The second feature article we’ve put online from issue 247 is Colourful Stories: Fantastic Fiction by African Descended Authors, by another author who was on the cultural appropriation panel at Wiscon, Nisi Shawl. We asked Nisi if she would write something for us, not about writing other cultures, (something she has already meditated on in print in her book Writing the Other,) but about her experiences of drawing from her own cultural background when writing fiction, as well as the cultural issues and traditions she saw reflected in the speculative fiction of a number of other authors of African origin:

Whether familial, social, and cultural concerns are addressed directly and at the work’s outset, as in the case of So Long Been Dreaming, or are intrinsic to the make-up of particular characters, as in the case of the conjure women of Mama Day, whether they provide a carefully constructed backdrop for the action as they do for Crystal Rain, or represent the conflicting forces at a story’s heart as in Stars in My Pocket… or Reed’s Mumbo Jumbo, the frequent presence of these concerns is of arguable importance, denoting as it does both a loss of a former social structure’s sufficiency and stability, and often, that absence’s fulfillment. Keeping in mind the idea that writers of African ancestry are more likely to reflect concerns of these sorts in their work may render visible to readers from other races depths they otherwise might miss. I hope that this essay will attract more readers to fabulist fiction by blacks, and that the possibilities inherent in the perspective I’ve sketched above, that which gives pride of place to family, society, and culture will allow them greater enjoyment of its riches.

Towards the end of her article, Nisi mentions the work of the Carl Brandon Society, which I’d like to take the opportunity to promote here too. The mission statement from their website:

The Carl Brandon Society is dedicated to addressing the representation of people of color in the fantastical genres such as science fiction, fantasy and horror. We aim to foster dialogue about issues of race, ethnicity and culture, raise awareness both inside and outside the fantastical fiction communities, promote inclusivity in publication/production, and celebrate the accomplishments of people of color in science fiction, fantasy and horror.

Last I heard, they were woefully short on British members, so come on chaps, sign up already (or donate to the Octavia E. Butler Memorial Scholarship Fund instead if you’d rather).

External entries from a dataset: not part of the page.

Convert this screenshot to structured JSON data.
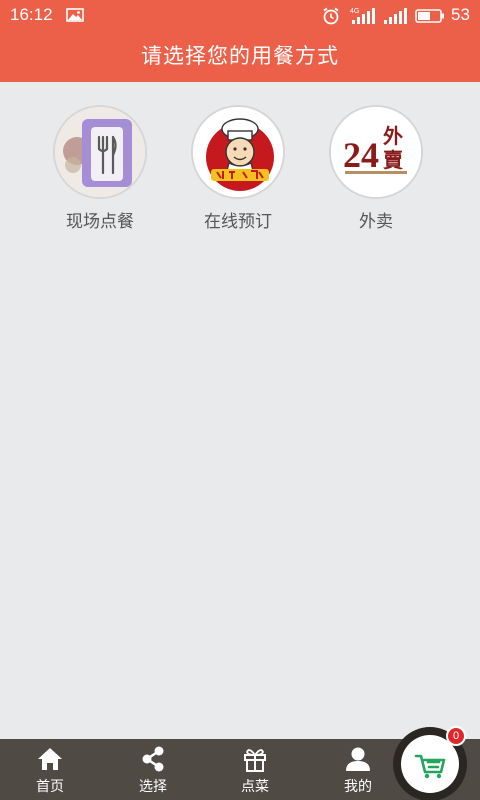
{
  "status_bar": {
    "time": "16:12",
    "network": "4G",
    "battery_level": "53",
    "icons": [
      "photo-icon",
      "alarm-icon",
      "signal-4g-icon",
      "signal-icon",
      "battery-icon"
    ]
  },
  "header": {
    "title": "请选择您的用餐方式"
  },
  "options": [
    {
      "label": "现场点餐",
      "icon": "cutlery-icon"
    },
    {
      "label": "在线预订",
      "icon": "chef-icon"
    },
    {
      "label": "外卖",
      "icon": "delivery-24-icon",
      "logo_number": "24",
      "logo_text_1": "外",
      "logo_text_2": "賣"
    }
  ],
  "bottom_nav": [
    {
      "label": "首页",
      "icon": "home-icon"
    },
    {
      "label": "选择",
      "icon": "share-icon"
    },
    {
      "label": "点菜",
      "icon": "gift-icon"
    },
    {
      "label": "我的",
      "icon": "user-icon"
    }
  ],
  "cart": {
    "count": "0",
    "icon": "cart-icon"
  },
  "colors": {
    "header": "#ec6049",
    "background": "#e9eaec",
    "nav": "#504a45",
    "badge": "#e0262a"
  }
}
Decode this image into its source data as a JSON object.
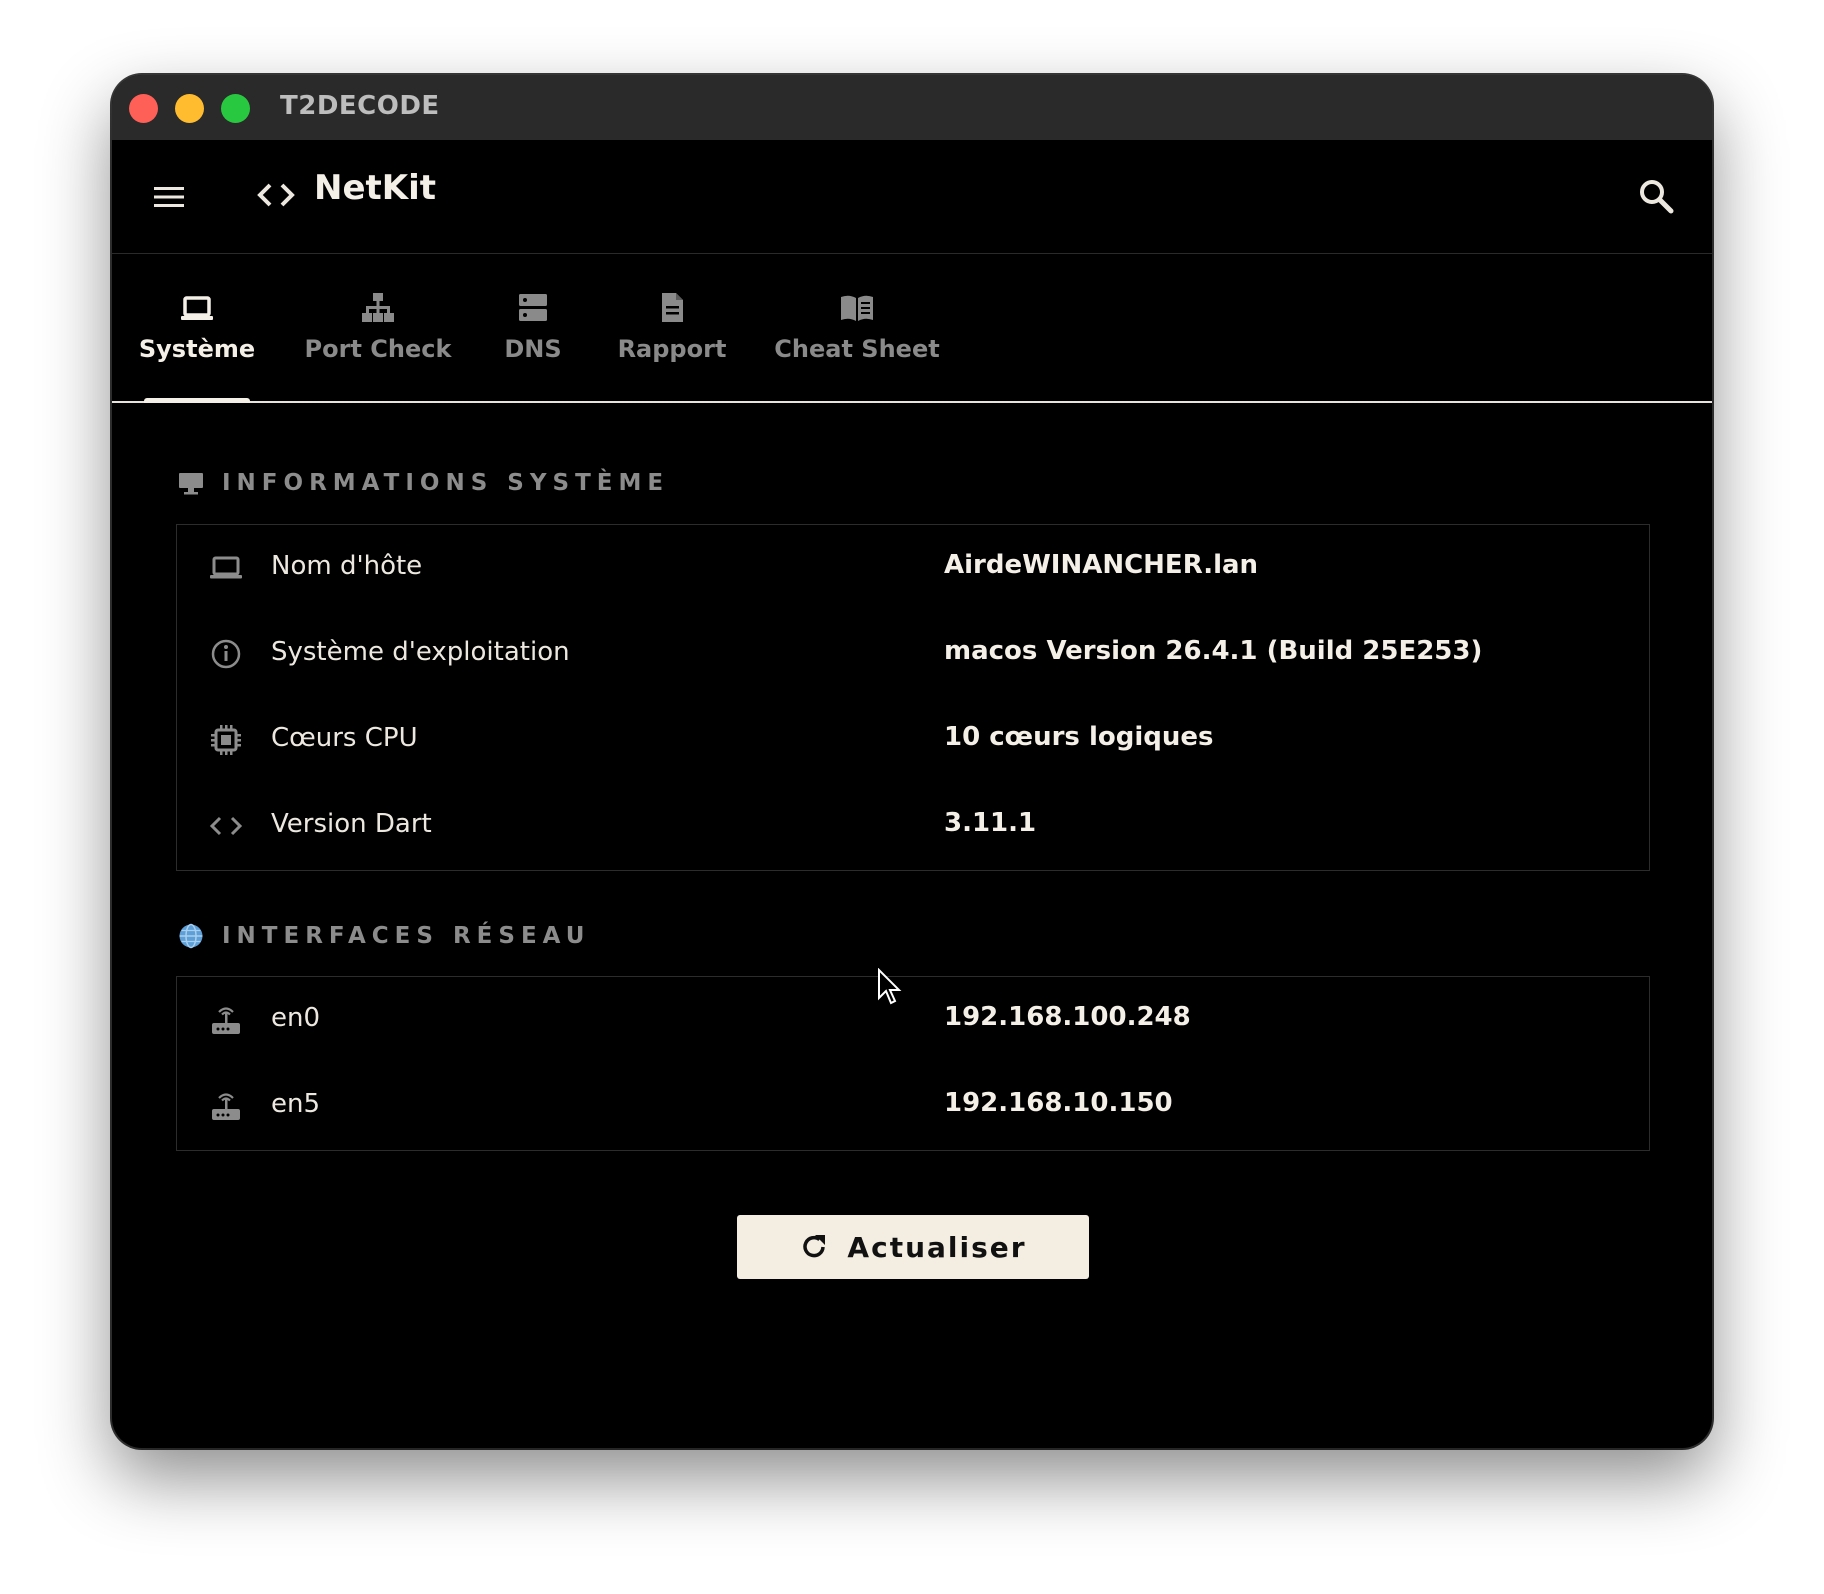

As well as those two feature articles, we’ve also put up a number of reviews from First Impressions. In keeping with the international theme of the issue, two are reviews of novels in translation: Elizabeth A. Billinger’s review of Albert Sánchez Piñol’s Cold Skin and my own review of Johanna Sinisalo’s Not Before Sundown. On top of that, you can also read reviews by Niall, comparing feature writer Judith Berman’s novel Bear Daughter with Frances Hardinge’s Fly by Night, and by previous Vector editor Andrew M. Butler, discussing a bushel of John Sladek short stories.

And for those of you waiting on tenterhooks for the third instalment of Graham Sleight’s column The New X, it is also now up on the Vector website, entitled The walls are down, unfortunately.